Underage Rohingya Girls Experience Abuse in Arranged Marriages in Malaysia

The youngest Rohingya bride was 13 years old.

Underage Rohingya girls experienced abuse in arranged marriages in Malaysia, which feels like a prison for the 14-year-old girl who was raped by her 35-year-old husband nearly every night.

The Rohingya girl sacrificed herself to save her family last year by embarking on a terrifying journey from her homeland of Myanmar to a country she had never seen to marry a man she had never met.

Underage Rohingya Girls Experience Abuse in Arranged Marriages

Myanmar's military attacked the country's Rohingya Muslim minority in 2017, and the girl had no choice but to offer herself because her family was impoverished and hungry. Her neighbor found a man in Malaysia who would pay the 18,000 ringgit ($3,800) fee for the girl's passage and send money to her family for food after their marriage.

The girl hugged her family goodbye and climbed into a trafficker's car packed with children. According to the Associated Press, underage Rohingya girls forced into arranged marriages were increasing in Myanmar and neighboring Bangladesh's refugee camps.

She shared that his husband would lock her in the bedroom in the morning and leave her there all day with no water or food. He would only return at night to rape her again.

According to The Independent, they found 12 young Rohingya brides who arrived in Malaysia in 2022 in interviews. The youngest Rohingya bride was 13.

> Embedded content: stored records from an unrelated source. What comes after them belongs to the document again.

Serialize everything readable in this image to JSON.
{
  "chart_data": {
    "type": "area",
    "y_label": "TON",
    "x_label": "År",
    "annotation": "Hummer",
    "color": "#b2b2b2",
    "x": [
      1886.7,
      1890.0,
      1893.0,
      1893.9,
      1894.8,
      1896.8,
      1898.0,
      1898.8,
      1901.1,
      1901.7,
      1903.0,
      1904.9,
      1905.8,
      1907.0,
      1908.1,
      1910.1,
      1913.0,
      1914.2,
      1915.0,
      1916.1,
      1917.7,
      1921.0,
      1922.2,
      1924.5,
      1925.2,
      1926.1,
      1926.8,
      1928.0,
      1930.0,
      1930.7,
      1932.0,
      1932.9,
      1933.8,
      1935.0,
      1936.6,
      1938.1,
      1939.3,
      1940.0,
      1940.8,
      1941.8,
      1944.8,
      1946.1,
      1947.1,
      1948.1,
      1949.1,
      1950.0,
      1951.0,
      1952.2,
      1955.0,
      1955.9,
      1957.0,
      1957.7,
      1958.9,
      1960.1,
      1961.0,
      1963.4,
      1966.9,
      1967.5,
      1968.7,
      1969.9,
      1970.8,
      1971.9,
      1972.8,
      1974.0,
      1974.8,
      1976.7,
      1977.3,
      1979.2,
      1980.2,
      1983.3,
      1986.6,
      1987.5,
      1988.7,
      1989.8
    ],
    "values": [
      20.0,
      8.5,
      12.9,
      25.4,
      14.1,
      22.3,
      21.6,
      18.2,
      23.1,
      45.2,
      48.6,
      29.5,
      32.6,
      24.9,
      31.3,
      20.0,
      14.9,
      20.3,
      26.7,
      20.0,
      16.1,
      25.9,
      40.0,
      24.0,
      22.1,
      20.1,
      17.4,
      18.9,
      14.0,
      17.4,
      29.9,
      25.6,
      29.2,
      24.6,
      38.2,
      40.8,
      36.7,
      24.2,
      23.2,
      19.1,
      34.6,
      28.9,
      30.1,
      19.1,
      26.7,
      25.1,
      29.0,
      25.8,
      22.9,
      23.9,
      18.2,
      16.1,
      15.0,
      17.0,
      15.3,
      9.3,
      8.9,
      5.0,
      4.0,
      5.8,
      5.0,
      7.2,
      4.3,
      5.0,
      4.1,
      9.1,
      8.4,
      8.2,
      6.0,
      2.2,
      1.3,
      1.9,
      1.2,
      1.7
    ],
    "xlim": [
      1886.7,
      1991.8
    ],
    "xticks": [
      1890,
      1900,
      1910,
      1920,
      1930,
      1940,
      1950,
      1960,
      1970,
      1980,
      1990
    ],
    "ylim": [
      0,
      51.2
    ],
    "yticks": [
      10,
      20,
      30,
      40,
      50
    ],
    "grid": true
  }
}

The girls who were interviewed claimed that their controlling husbands rarely let them outside. Others said they were beaten and raped during their stay in Malaysia, and five said their husbands abused them.

Furthermore, half of the girls were pregnant or had babies, despite most saying they were not prepared for motherhood.

"This was my only way out," a 16-year-old girl said, who watched Myanmar's soldiers burned her house and killed her aunt. She added that she was not ready to be married, but she had no choice.

According to the United Nations refugee agency, the Rohingya were increasingly fleeing, primarily female. During the 2015 Andaman Sea boat crisis, the vast majority of passengers were men, but this year, more than 60% of the Rohingya who survived the Andaman crossing were women and children.

Rohingya Refugee Muslims Participate in Early Marriages at Cox's Bazar
COX'S BAZAR, BANGLADESH - NOVEMBER 30: Nur Begum, who doesn't know her age but thinks she is between 14 and 16 years old, has her hair done on the day of her wedding to Rayeed Alam, 20, in a Bangladesh refugee camp November 30, 2017 in Cox's Bazar, Bangladesh. Rayeed came to Bangladesh with his family shortly after the August 25th attack. He says the military attacked his village and shot people, burned houses and raped women. It took him 3 days to walk to the Bangladesh border. Rayeed's parents arranged the marriage because all of his sisters are already married and his mother needed someone to cook and look after her and her husband. Nur Begum said that her parents arranged the marriage for her and she had no choice in the matter. Early marriage is a common cultural practice within the Rohingya Muslim communities in Myanmar with child marriages being extremely common among the ethnic minority group. As over 620,000 Rohingya have fled their homes into neighboring Bangladesh since late August, food rations have reportedly been a major factor in the decision for families to marry off their children in the camps while UN officials warned that Rohingya children, especially those who were unaccompanied, are at great risk of being trafficked or forced into marriages. An investigation by the International Organisation for Migration (IOM) recently uncovered documented accounts of Rohingya girls as young as 11 getting married and families at refugee camps in Cox's Bazar are forcing their girls to marry early to reduce the number of mouths to feed and secure more food for themselves. Allison Joyce/Getty Images

Rohingya Women's Advocate Speak Out

Save the Children reported that child marriage was one of the agency's most reported concerns among camp residents.

Shaheen Chughtai, Save the Children's Regional Advocacy and Campaigns Director for Asia, said they have seen a rise in cases of child trafficking. She claimed that girls were more vulnerable to these cases and often linked to being married off in different territories.

Nasha Nik, executive director of the Rohingya Women Development Network, who has worked with hundreds of child brides in recent years, confirmed that there were a lot of Rohingyas coming in to get married.

Malaysia was not a signatory to the United Nations refugee convention, so abused girls in the country were considered illegal immigrants. Reporting their assaults to authorities would put them at risk of being thrown into one of Malaysia's detention centers.